Liraglutide-Induced Hypercalcemia with AKI

Session Information

Category: Acute Kidney Injury

  • 103 AKI: Mechanisms

Authors

  • Patel, Nilam, Rush University Medical Center, Chicago, Illinois, United States
  • Shahzad, Muhammad Asim, Rush University Medical Center, Chicago, Illinois, United States
  • Whittier, William Luke, Rush University Medical Center, Chicago, Illinois, United States
Introduction

Iatrogenic hypercalcemia from Vitamin D analogues and Calcium supplements is well-described. We present a patient who develped AKI and hypercalcemia on stable doses of these agents in CKD after being started on Liraglutide. This diabetic agent is a GLP-1 agonist, used for weight loss and glycemic control. We postulate the decreased gastric and intestinal motility caused by Liraglutide as the cause of increased enteric absorption and bioavailability of CaCO3 + Calcitriol leading to hypercalcemia-induced AKI.

Case Description

A 60 YO man with PMH of DM-2, Obesity and Multiple Myeloma (MM) presented for evaluation of AKI on CKD. He had CKD stage 3b due to MM with a b/l sCr of 3 mg/dl. Two years prior, he developed severe symptomatic hypocalcemia after treatment with Denosumab for osteolytic lesions. He was started on Calcitriol 1 mcg QD and CaCO3 2000 mg TID with stable serum Calcium, phos, iPTH and Cr for the next two years.
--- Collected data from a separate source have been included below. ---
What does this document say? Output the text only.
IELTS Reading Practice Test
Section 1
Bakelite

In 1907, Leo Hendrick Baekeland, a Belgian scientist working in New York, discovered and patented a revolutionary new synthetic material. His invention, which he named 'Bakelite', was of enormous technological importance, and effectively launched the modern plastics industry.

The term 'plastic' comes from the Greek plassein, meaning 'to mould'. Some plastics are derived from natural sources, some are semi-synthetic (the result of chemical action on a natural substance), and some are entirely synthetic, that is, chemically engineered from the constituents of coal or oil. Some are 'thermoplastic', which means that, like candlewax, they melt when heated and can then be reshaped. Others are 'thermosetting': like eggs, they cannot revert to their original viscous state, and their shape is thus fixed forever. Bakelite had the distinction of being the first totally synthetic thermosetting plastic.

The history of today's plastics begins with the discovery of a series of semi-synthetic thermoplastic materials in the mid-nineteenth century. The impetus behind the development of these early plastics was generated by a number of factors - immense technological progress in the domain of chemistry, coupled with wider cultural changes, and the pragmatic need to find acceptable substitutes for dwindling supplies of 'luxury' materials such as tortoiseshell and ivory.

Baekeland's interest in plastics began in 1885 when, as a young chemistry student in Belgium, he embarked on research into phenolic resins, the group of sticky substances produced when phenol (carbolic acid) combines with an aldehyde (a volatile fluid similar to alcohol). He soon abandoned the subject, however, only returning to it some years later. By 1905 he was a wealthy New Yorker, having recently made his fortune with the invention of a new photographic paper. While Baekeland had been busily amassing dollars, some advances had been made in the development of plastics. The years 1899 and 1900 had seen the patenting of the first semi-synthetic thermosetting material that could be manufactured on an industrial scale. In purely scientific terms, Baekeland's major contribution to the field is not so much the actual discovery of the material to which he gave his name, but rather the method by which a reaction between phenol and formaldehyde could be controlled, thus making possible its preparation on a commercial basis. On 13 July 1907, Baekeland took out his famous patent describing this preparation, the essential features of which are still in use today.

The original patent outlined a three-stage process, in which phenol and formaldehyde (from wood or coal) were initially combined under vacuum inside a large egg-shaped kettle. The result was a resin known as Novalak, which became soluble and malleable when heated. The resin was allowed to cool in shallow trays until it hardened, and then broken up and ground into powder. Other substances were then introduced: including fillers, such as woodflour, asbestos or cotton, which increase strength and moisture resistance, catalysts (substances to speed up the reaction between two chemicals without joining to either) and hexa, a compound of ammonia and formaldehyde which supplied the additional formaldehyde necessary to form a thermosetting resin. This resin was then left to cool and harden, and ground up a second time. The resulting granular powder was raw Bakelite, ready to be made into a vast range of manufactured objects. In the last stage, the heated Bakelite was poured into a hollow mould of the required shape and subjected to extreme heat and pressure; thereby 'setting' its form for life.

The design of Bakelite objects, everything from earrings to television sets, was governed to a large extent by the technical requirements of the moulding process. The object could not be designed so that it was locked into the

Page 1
He presents now with fatiguability, paresthesias and weight loss, one month after being started on Liraglutide by his PCP. Labs: serum Cr 4.3 mg/dl (b/l 3 mg/dl), Ca 13 mg/dl (b/l 9.5 mg/dl), Phos 5.5 mg/dl, iPTH 25 pg/ml. AKI was deemed secondary to hypercalcemia and thus Liraglutide, Calcitriol and CaCO3 were discontinued with resolution over two weeks (Fig 1).

Discussion

Liraglutide improves glycemic control and reduces weight by slowing gastric and intestinal motility inducing early satiety. It modifies the enteric absorption of drugs and can increase the bioavailability of lipophilic drugs such as Calcitriol. Longer contact with gastric acidic pH can potentially render agents more lipophilic with increased absorption. In our case, the temporal relationship between Liraglutide and onset of hypercalcemia, in a patient previously stable on unchanged doses of Calcitriol and CaCO3, suggests increased enteric absorption of calcitriol and calcium induced by the GLP-1 agonist. We suggest close monitoring and potential reduction of Calcitriol and CaCO3 dose prior to starting gastroparetic agents like Liraglutide. Further studies are recommended to better elucidate the pharmacokinetics of Calcitriol and Liraglutide.